Thursday, February 25, 2010

Between Death and Living

Its hard to find answer when you are assuming, the problem right now is I have given up on assertaining the truth. I felt betrayed, I know there must been some rational and acceptable explaination behind it, but I gave up. I never thought that it would end up this way. At way hand I felt coming up to Apek straight and whack the shit of him, but I know its not worth it, I should let it go, let everything go, leave everything which are painful and start a new. In a way the truth is reveal, what am I and how am I worth at the eyes of Apek, that I'm just another baggage, he had to fake his sincerety to be my friend. There's no necessity to extend ones hand when one is not needed, I'll keep it to those who is longing.

As how I was before, I did stupid thing when life 'fuck' me in the ass, and how it is before, the cheap door out to all this pain is drugs.
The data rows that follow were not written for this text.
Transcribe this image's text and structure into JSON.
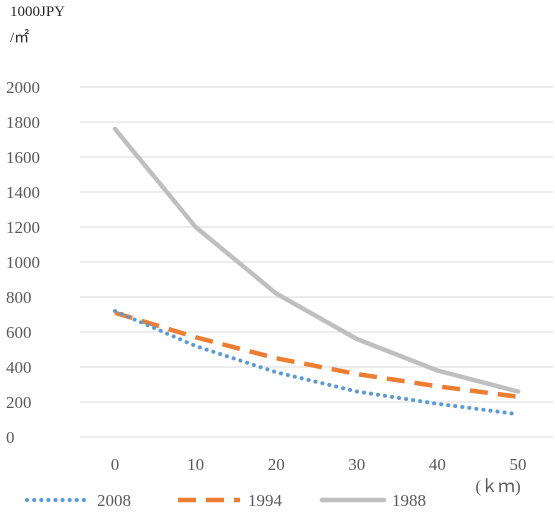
{
  "chart_data": {
    "type": "line",
    "title": "",
    "ylabel_lines": [
      "1000JPY",
      "/㎡"
    ],
    "xlabel": "(ｋｍ)",
    "x": [
      0,
      10,
      20,
      30,
      40,
      50
    ],
    "x_tick_labels": [
      "0",
      "10",
      "20",
      "30",
      "40",
      "50"
    ],
    "ylim": [
      0,
      2000
    ],
    "y_ticks": [
      0,
      200,
      400,
      600,
      800,
      1000,
      1200,
      1400,
      1600,
      1800,
      2000
    ],
    "y_tick_labels": [
      "0",
      "200",
      "400",
      "600",
      "800",
      "1000",
      "1200",
      "1400",
      "1600",
      "1800",
      "2000"
    ],
    "grid": "horizontal",
    "legend_position": "bottom",
    "series": [
      {
        "name": "2008",
        "values": [
          720,
          520,
          370,
          260,
          190,
          130
        ],
        "color": "#5b9bd5",
        "style": "dotted"
      },
      {
        "name": "1994",
        "values": [
          710,
          570,
          450,
          360,
          290,
          230
        ],
        "color": "#ed7d31",
        "style": "dashed"
      },
      {
        "name": "1988",
        "values": [
          1760,
          1200,
          820,
          560,
          380,
          260
        ],
        "color": "#bfbfbf",
        "style": "solid"
      }
    ]
  }
}
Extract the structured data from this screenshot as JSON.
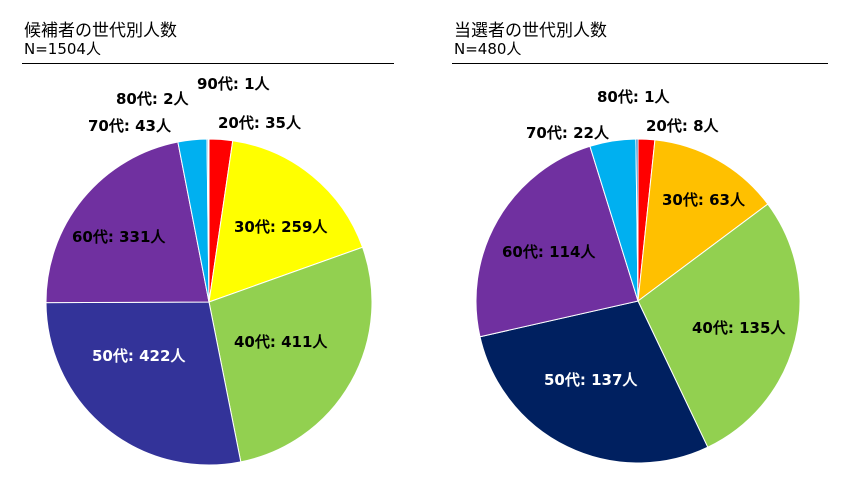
{
  "chart_data": [
    {
      "type": "pie",
      "title": "候補者の世代別人数",
      "subtitle": "N=1504人",
      "slices": [
        {
          "label": "20代",
          "value": 35,
          "value_text": "35人",
          "color": "#ff0000"
        },
        {
          "label": "30代",
          "value": 259,
          "value_text": "259人",
          "color": "#ffff00"
        },
        {
          "label": "40代",
          "value": 411,
          "value_text": "411人",
          "color": "#92d050"
        },
        {
          "label": "50代",
          "value": 422,
          "value_text": "422人",
          "color": "#333399"
        },
        {
          "label": "60代",
          "value": 331,
          "value_text": "331人",
          "color": "#7030a0"
        },
        {
          "label": "70代",
          "value": 43,
          "value_text": "43人",
          "color": "#00b0f0"
        },
        {
          "label": "80代",
          "value": 2,
          "value_text": "2人",
          "color": "#0070c0"
        },
        {
          "label": "90代",
          "value": 1,
          "value_text": "1人",
          "color": "#002060"
        }
      ]
    },
    {
      "type": "pie",
      "title": "当選者の世代別人数",
      "subtitle": "N=480人",
      "slices": [
        {
          "label": "20代",
          "value": 8,
          "value_text": "8人",
          "color": "#ff0000"
        },
        {
          "label": "30代",
          "value": 63,
          "value_text": "63人",
          "color": "#ffc000"
        },
        {
          "label": "40代",
          "value": 135,
          "value_text": "135人",
          "color": "#92d050"
        },
        {
          "label": "50代",
          "value": 137,
          "value_text": "137人",
          "color": "#002060"
        },
        {
          "label": "60代",
          "value": 114,
          "value_text": "114人",
          "color": "#7030a0"
        },
        {
          "label": "70代",
          "value": 22,
          "value_text": "22人",
          "color": "#00b0f0"
        },
        {
          "label": "80代",
          "value": 1,
          "value_text": "1人",
          "color": "#0070c0"
        }
      ]
    }
  ]
}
By the time I knew it I was so close to overdosing myself, anything more I would be dead. As I was deep at the otherside, I couldn't feel my whole entire body, it was numb at first then it was none. As I was deep and deep, I saw her, she was in a drees, white, with her hair as how I prefer it, and her smile that I've always love, the wrinkle on her nose when she does the smile, and her joyish carefree eyes looking at me, staring through my soul like an angel, then I call out her name, and then everything gone and I couldn't remember anything. As my friend told me, they were dead worried, they really though I was dead, until a few minutes later I was breathing again. Giant was so worried, he'd check my breathing almost every 5 minutes.

I guess I could say, for a second I was at 'the in-between', between death and living, and between death and living I found her at her most angelic and majestic look, at her most beautiful existence. I was waiting for a sign, a sign for me to either wait or move on, and I've found it that night. I should move on, God has reveal her at her best, and I'm the only person who saw her in such a way, therefore regardless with any man she is with, yet none of them saw her as how I see her, as I saw her between death and living, and I could not ask for anything more than that.